Panelist Allan Thompson, a journalism professor at Carleton University in Canada who joined the discussion from Ottawa, said “There were only two journalists with Western news organizations who were in Rwanda on April 6th.” Even for very good journalists, Thompson said, “it was difficult to discern what was…going on around you. Imagine being dropped into that environment in early April. How do you explain this and therefore inform and motivate public opinion to put pressure on leaders?”

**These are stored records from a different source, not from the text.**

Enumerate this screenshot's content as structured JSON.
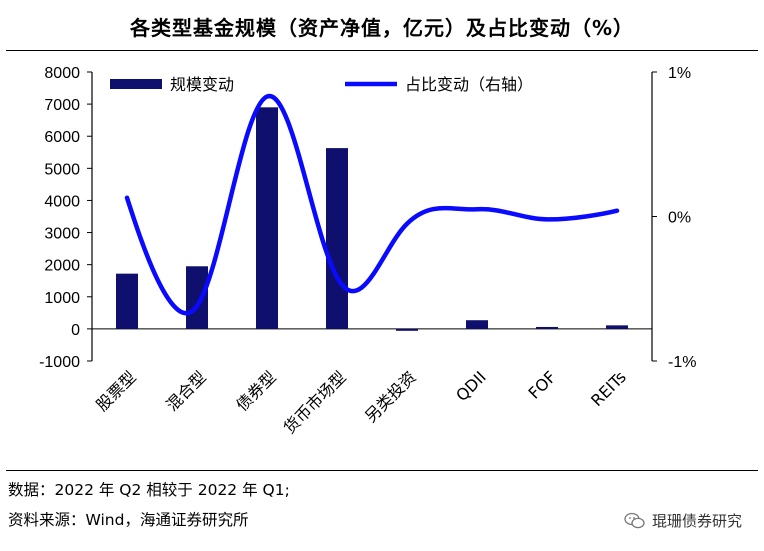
{
  "title": "各类型基金规模（资产净值，亿元）及占比变动（%）",
  "chart_data": {
    "type": "bar",
    "categories": [
      "股票型",
      "混合型",
      "债券型",
      "货币市场型",
      "另类投资",
      "QDII",
      "FOF",
      "REITs"
    ],
    "series": [
      {
        "name": "规模变动",
        "kind": "bar",
        "axis": "left",
        "values": [
          1720,
          1950,
          6900,
          5630,
          -60,
          270,
          60,
          110
        ]
      },
      {
        "name": "占比变动（右轴）",
        "kind": "line",
        "axis": "right",
        "values": [
          0.13,
          -0.62,
          0.83,
          -0.42,
          -0.05,
          0.05,
          -0.02,
          0.04
        ]
      }
    ],
    "y_left": {
      "min": -1000,
      "max": 8000,
      "ticks": [
        "8000",
        "7000",
        "6000",
        "5000",
        "4000",
        "3000",
        "2000",
        "1000",
        "0",
        "-1000"
      ]
    },
    "y_right": {
      "min": -1,
      "max": 1,
      "ticks": [
        "1%",
        "0%",
        "-1%"
      ]
    },
    "legend_position": "top",
    "colors": {
      "bar": "#0f0f6e",
      "line": "#0a0aff"
    }
  },
  "notes": {
    "line1": "数据：2022 年 Q2 相较于 2022 年 Q1;",
    "line2": "资料来源：Wind，海通证券研究所"
  },
  "watermark": "琨珊债券研究"
}
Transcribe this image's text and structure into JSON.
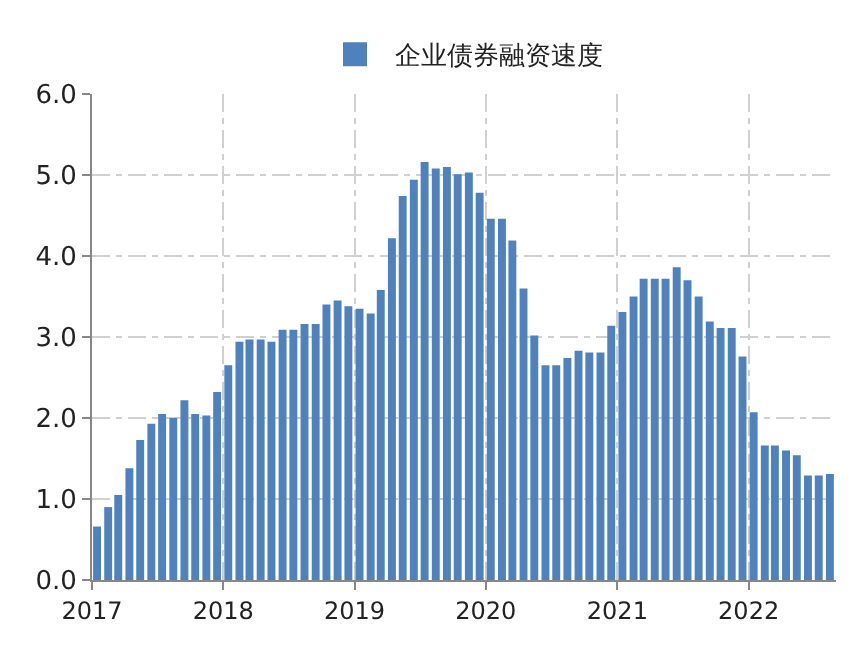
{
  "chart_data": {
    "type": "bar",
    "x": [
      "2017-01-15",
      "2017-02-15",
      "2017-03-15",
      "2017-04-15",
      "2017-05-15",
      "2017-06-15",
      "2017-07-15",
      "2017-08-15",
      "2017-09-15",
      "2017-10-15",
      "2017-11-15",
      "2017-12-15",
      "2018-01-15",
      "2018-02-15",
      "2018-03-15",
      "2018-04-15",
      "2018-05-15",
      "2018-06-15",
      "2018-07-15",
      "2018-08-15",
      "2018-09-15",
      "2018-10-15",
      "2018-11-15",
      "2018-12-15",
      "2019-01-15",
      "2019-02-15",
      "2019-03-15",
      "2019-04-15",
      "2019-05-15",
      "2019-06-15",
      "2019-07-15",
      "2019-08-15",
      "2019-09-15",
      "2019-10-15",
      "2019-11-15",
      "2019-12-15",
      "2020-01-15",
      "2020-02-15",
      "2020-03-15",
      "2020-04-15",
      "2020-05-15",
      "2020-06-15",
      "2020-07-15",
      "2020-08-15",
      "2020-09-15",
      "2020-10-15",
      "2020-11-15",
      "2020-12-15",
      "2021-01-15",
      "2021-02-15",
      "2021-03-15",
      "2021-04-15",
      "2021-05-15",
      "2021-06-15",
      "2021-07-15",
      "2021-08-15",
      "2021-09-15",
      "2021-10-15",
      "2021-11-15",
      "2021-12-15",
      "2022-01-15",
      "2022-02-15",
      "2022-03-15",
      "2022-04-15",
      "2022-05-15",
      "2022-06-15",
      "2022-07-15",
      "2022-08-15"
    ],
    "series": [
      {
        "name": "企业债券融资速度",
        "color": "#4f81bd",
        "values": [
          0.66,
          0.9,
          1.05,
          1.38,
          1.73,
          1.93,
          2.05,
          2.0,
          2.22,
          2.05,
          2.03,
          2.32,
          2.65,
          2.94,
          2.97,
          2.97,
          2.94,
          3.09,
          3.09,
          3.16,
          3.16,
          3.4,
          3.45,
          3.38,
          3.35,
          3.29,
          3.58,
          4.22,
          4.74,
          4.94,
          5.16,
          5.08,
          5.1,
          5.01,
          5.03,
          4.78,
          4.46,
          4.46,
          4.19,
          3.6,
          3.02,
          2.65,
          2.65,
          2.74,
          2.83,
          2.81,
          2.81,
          3.14,
          3.31,
          3.5,
          3.72,
          3.72,
          3.72,
          3.86,
          3.7,
          3.5,
          3.19,
          3.11,
          3.11,
          2.76,
          2.07,
          1.66,
          1.66,
          1.6,
          1.54,
          1.29,
          1.29,
          1.31
        ]
      }
    ],
    "xlim": [
      "2017-01-01",
      "2022-09-01"
    ],
    "xticks": [
      "2017",
      "2018",
      "2019",
      "2020",
      "2021",
      "2022"
    ],
    "ylim": [
      0,
      6
    ],
    "yticks": [
      {
        "value": 0,
        "label": "0.0"
      },
      {
        "value": 1,
        "label": "1.0"
      },
      {
        "value": 2,
        "label": "2.0"
      },
      {
        "value": 3,
        "label": "3.0"
      },
      {
        "value": 4,
        "label": "4.0"
      },
      {
        "value": 5,
        "label": "5.0"
      },
      {
        "value": 6,
        "label": "6.0"
      }
    ],
    "grid": true,
    "legend": "top"
  }
}
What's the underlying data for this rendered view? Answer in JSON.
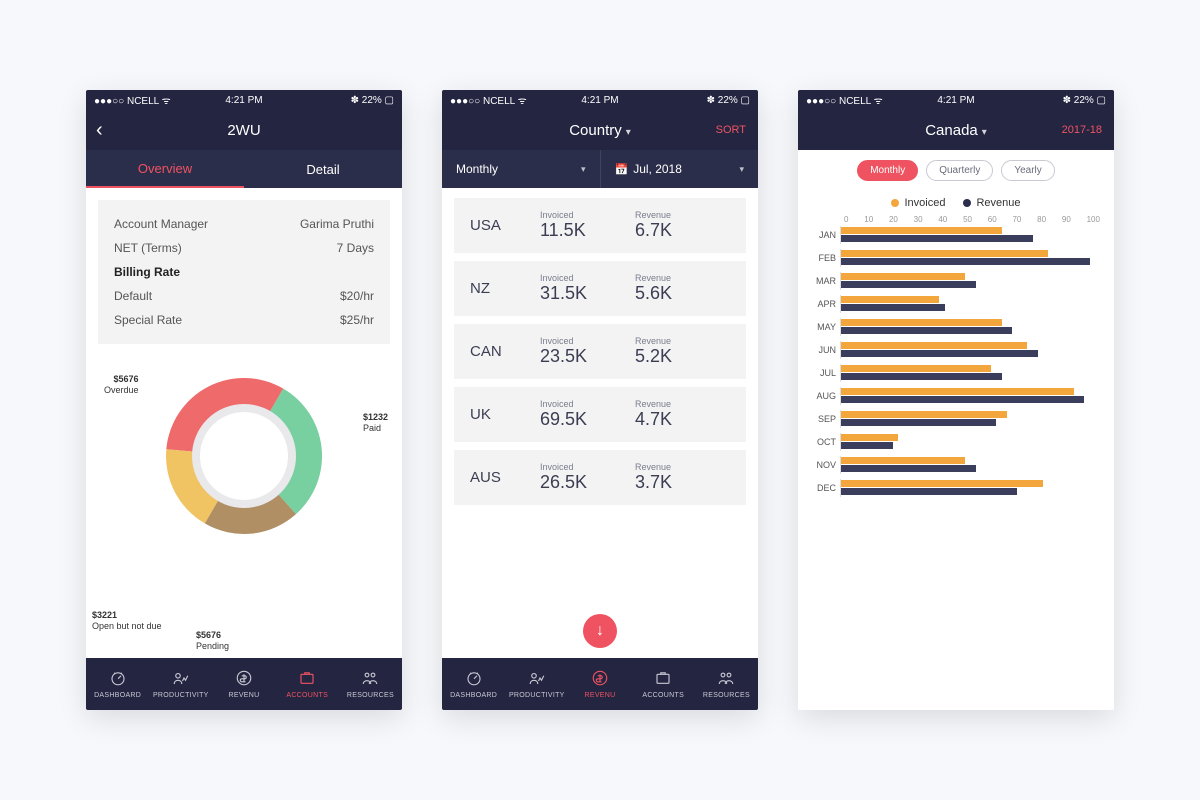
{
  "status_bar": {
    "carrier": "●●●○○ NCELL ᯤ",
    "time": "4:21 PM",
    "battery": "✽ 22% ▢"
  },
  "tabbar": [
    {
      "id": "dashboard",
      "label": "DASHBOARD"
    },
    {
      "id": "productivity",
      "label": "PRODUCTIVITY"
    },
    {
      "id": "revenu",
      "label": "REVENU"
    },
    {
      "id": "accounts",
      "label": "ACCOUNTS"
    },
    {
      "id": "resources",
      "label": "RESOURCES"
    }
  ],
  "screen1": {
    "title": "2WU",
    "tabs": {
      "overview": "Overview",
      "detail": "Detail",
      "active": "overview"
    },
    "info": [
      {
        "label": "Account Manager",
        "value": "Garima Pruthi"
      },
      {
        "label": "NET (Terms)",
        "value": "7 Days"
      },
      {
        "label": "Billing Rate",
        "value": "",
        "bold": true
      },
      {
        "label": "Default",
        "value": "$20/hr"
      },
      {
        "label": "Special Rate",
        "value": "$25/hr"
      }
    ],
    "donut": {
      "type": "donut",
      "slices": [
        {
          "label": "Overdue",
          "amount": "$5676",
          "color": "#ef6a6a",
          "pct": 32
        },
        {
          "label": "Paid",
          "amount": "$1232",
          "color": "#78cfa0",
          "pct": 30
        },
        {
          "label": "Pending",
          "amount": "$5676",
          "color": "#b08f64",
          "pct": 20
        },
        {
          "label": "Open but not due",
          "amount": "$3221",
          "color": "#f0c363",
          "pct": 18
        }
      ],
      "inner_ring": "#e9e9ec",
      "hole": "#ffffff"
    },
    "active_tab": "accounts"
  },
  "screen2": {
    "title": "Country",
    "sort_label": "SORT",
    "filters": {
      "left": "Monthly",
      "right": "Jul, 2018"
    },
    "countries": [
      {
        "name": "USA",
        "invoiced_lbl": "Invoiced",
        "invoiced": "11.5K",
        "revenue_lbl": "Revenue",
        "revenue": "6.7K"
      },
      {
        "name": "NZ",
        "invoiced_lbl": "Invoiced",
        "invoiced": "31.5K",
        "revenue_lbl": "Revenue",
        "revenue": "5.6K"
      },
      {
        "name": "CAN",
        "invoiced_lbl": "Invoiced",
        "invoiced": "23.5K",
        "revenue_lbl": "Revenue",
        "revenue": "5.2K"
      },
      {
        "name": "UK",
        "invoiced_lbl": "Invoiced",
        "invoiced": "69.5K",
        "revenue_lbl": "Revenue",
        "revenue": "4.7K"
      },
      {
        "name": "AUS",
        "invoiced_lbl": "Invoiced",
        "invoiced": "26.5K",
        "revenue_lbl": "Revenue",
        "revenue": "3.7K"
      }
    ],
    "active_tab": "revenu"
  },
  "screen3": {
    "title": "Canada",
    "year": "2017-18",
    "periods": {
      "monthly": "Monthly",
      "quarterly": "Quarterly",
      "yearly": "Yearly",
      "active": "monthly"
    },
    "legend": {
      "invoiced": "Invoiced",
      "revenue": "Revenue"
    },
    "xaxis": {
      "min": 0,
      "max": 100,
      "step": 10
    },
    "bar_colors": {
      "invoiced": "#f3a63c",
      "revenue": "#3a3d5c"
    },
    "months": [
      {
        "m": "JAN",
        "inv": 62,
        "rev": 74
      },
      {
        "m": "FEB",
        "inv": 80,
        "rev": 96
      },
      {
        "m": "MAR",
        "inv": 48,
        "rev": 52
      },
      {
        "m": "APR",
        "inv": 38,
        "rev": 40
      },
      {
        "m": "MAY",
        "inv": 62,
        "rev": 66
      },
      {
        "m": "JUN",
        "inv": 72,
        "rev": 76
      },
      {
        "m": "JUL",
        "inv": 58,
        "rev": 62
      },
      {
        "m": "AUG",
        "inv": 90,
        "rev": 94
      },
      {
        "m": "SEP",
        "inv": 64,
        "rev": 60
      },
      {
        "m": "OCT",
        "inv": 22,
        "rev": 20
      },
      {
        "m": "NOV",
        "inv": 48,
        "rev": 52
      },
      {
        "m": "DEC",
        "inv": 78,
        "rev": 68
      }
    ]
  }
}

Michael Dobbs, a former journalist who now is a senior advisor at the Center for Prevention of Genocide at the U.S. Holocaust Memorial Museum, said that the world’s attention, regrettably, was elsewhere during the weeks leading up to April 7, 1994, listing the Bosnian War as well as the election and inauguration of Nelson Mandela as the major headline news events at the time. “A lot of the [foreign correspondents in Africa] who probably would have gone immediately to report from Rwanda as soon as those killings began, were all focused on this big event in South Africa,” Dobbs said.
Panelist Mark Nelson of the National Endowment for Democracy’s Center for International Media Assistance, said the tragedy in Rwanda “showed how powerful and how devastating media can be,” referring to the local Rwandan “hate media” that fanned the flames of ethnic hatred between the minority Tutsis and majority Hutus.
Idriss Fall, a veteran war reporter for VOA’s French to Africa Service, also joined the panel discussion. Fall was on the ground covering the Rwandan genocide for VOA, and also recently returned from reporting on the humanitarian crisis in the Central African Republic, a country where a very real threat of genocide looms. “Like in Rwanda in 1994, people see that something is going to happen,” Fall said, urging the international media and community at large not to ignore the warning signs. “Our job is to tell people that this is happening, today. Right now, VOA has two reporters in Bangui, doing their job.”
The panel discussion was streamed live online and is available on-demand. Panelists and moderator Robert Daguillard took questions from followers on Facebook and Google Hangout during the event, as well as Twitter questions submitted using the hashtag #VOARwanda20.
Voice of America broadcast in French to Rwanda in 1994, and established the Kirundi and Kinyarwanda language services in 1996 to cover Rwanda’s post-genocide recovery. VOA’s Central Africa Service today broadcasts throughout Rwanda, Burundi, Northwest Tanzania, and the Democratic Republic of Congo.